Direct C–H difluoromethylation of heterocycles via organic photoredox catalysis

Abstract

The discovery of modern medicine relies on the sustainable development of synthetic methodologies to meet the needs associated with drug molecular design. Heterocycles containing difluoromethyl groups are an emerging but scarcely investigated class of organofluoro molecules with potential applications in pharmaceutical, agricultural and material science. Herein, we developed an organophotocatalytic direct difluoromethylation of heterocycles using O₂ as a green oxidant. The C–H oxidative difluoromethylation obviates the need for pre-functionalization of the substrates, metals and additives. The operationally straightforward method enriches the efficient synthesis of many difluoromethylated heterocycles in moderate to excellent yields. The direct difluoromethylation of pharmaceutical moleculars demonstrates the practicability of this methodology to late-stage drug development. Moreover, 2′-deoxy-5-difluoromethyluridine (F₂TDR) exhibits promising activity against some cancer cell lines, indicating that the difluoromethylation methodology might provide assistance for drug discovery.

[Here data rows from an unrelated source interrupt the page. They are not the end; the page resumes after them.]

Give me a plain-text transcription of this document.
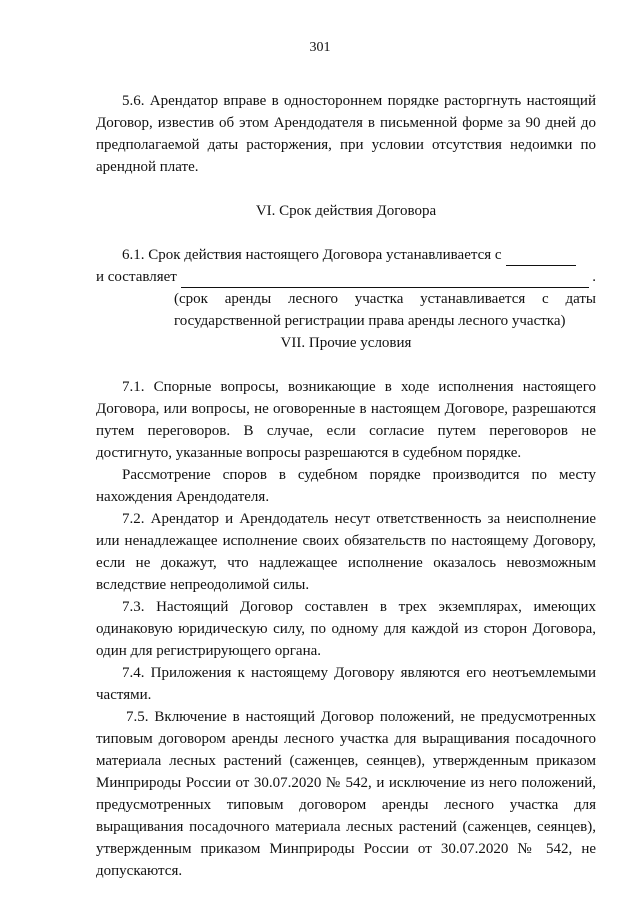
301

5.6. Арендатор вправе в одностороннем порядке расторгнуть настоящий Договор, известив об этом Арендодателя в письменной форме за 90 дней до предполагаемой даты расторжения, при условии отсутствия недоимки по арендной плате.

VI. Срок действия Договора

6.1. Срок действия настоящего Договора устанавливается с
и составляет	.

(срок аренды лесного участка устанавливается с даты государственной регистрации права аренды лесного участка)

VII. Прочие условия

7.1. Спорные вопросы, возникающие в ходе исполнения настоящего Договора, или вопросы, не оговоренные в настоящем Договоре, разрешаются путем переговоров. В случае, если согласие путем переговоров не достигнуто, указанные вопросы разрешаются в судебном порядке.

Рассмотрение споров в судебном порядке производится по месту нахождения Арендодателя.

7.2. Арендатор и Арендодатель несут ответственность за неисполнение или ненадлежащее исполнение своих обязательств по настоящему Договору, если не докажут, что надлежащее исполнение оказалось невозможным вследствие непреодолимой силы.

7.3. Настоящий Договор составлен в трех экземплярах, имеющих одинаковую юридическую силу, по одному для каждой из сторон Договора, один для регистрирующего органа.

7.4. Приложения к настоящему Договору являются его неотъемлемыми частями.

7.5. Включение в настоящий Договор положений, не предусмотренных типовым договором аренды лесного участка для выращивания посадочного материала лесных растений (саженцев, сеянцев), утвержденным приказом Минприроды России от 30.07.2020 № 542, и исключение из него положений, предусмотренных типовым договором аренды лесного участка для выращивания посадочного материала лесных растений (саженцев, сеянцев), утвержденным приказом Минприроды России от 30.07.2020 № 542, не допускаются.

Heterocycles containing difluoromethyl groups are molecules with potential application in pharmaceutical, agricultural and materials science. Here, the authors show an organophotocatalytic difluoromethylation of heterocycles using O₂ as green oxidant and preliminarily study the products’ bioactivity.

Introduction

Organofluoro compounds are widely used in the fields of pharmaceutical, agricultural, and material science^1–3. The introduction of fluorine atoms or fluorine-containing groups into the framework of organic molecules often changes the physicochemical properties or biological activities of compounds^4–8, and has become an essential topic for chemists. During the past few decades, much attention has been focused on the synthesis of fluorinated^9–12 and trifluoromethylated molecules^13–19. On the other hand, the difluoromethyl is also a critical fluorinated functional group due to its use as a lipophilic hydrogen bond donor. In addition, CF₂H group can be considered as the isostere of a thiol, a hydroxyl, and an amide, which brings out its potential value in drug development with novel scaffold^20,21. However, unlike well-developed synthesis of fluorinated and trifluoromethylated compounds, the construction of difluoromethylated substances^22–27, especially for difluoromethylated heterocycles, which widely exist in bioactive molecules (Fig. 1a), has been less explored. The traditional strategies for the synthesis of difluoromethylated heterocycles include deoxyfluorination of aldehydes²⁸, difluorination of benzylic C−H bonds^29,30, decarbonylation/decarboxylation difluoromethylation^31,32, cycloaddition reactions^24,33,34, and conversion of CF₂R containing heterocycles precursors^35,36. However, these above-mentioned methods need expensive and toxic fluorinating agents, harsh reaction conditions, and are limited in functional group compatibility. Recently, difluoromethylation of heteroaromatic compounds catalyzed by transition metals³⁷, such as copper, palladium, nickel, has been developed. However, most of these approaches depend on preactivation of substrates (i.e., aryl halides^38–42, aryl boronic acids^43–45, arylzincs⁴⁶, arenediazonium salts⁴⁷).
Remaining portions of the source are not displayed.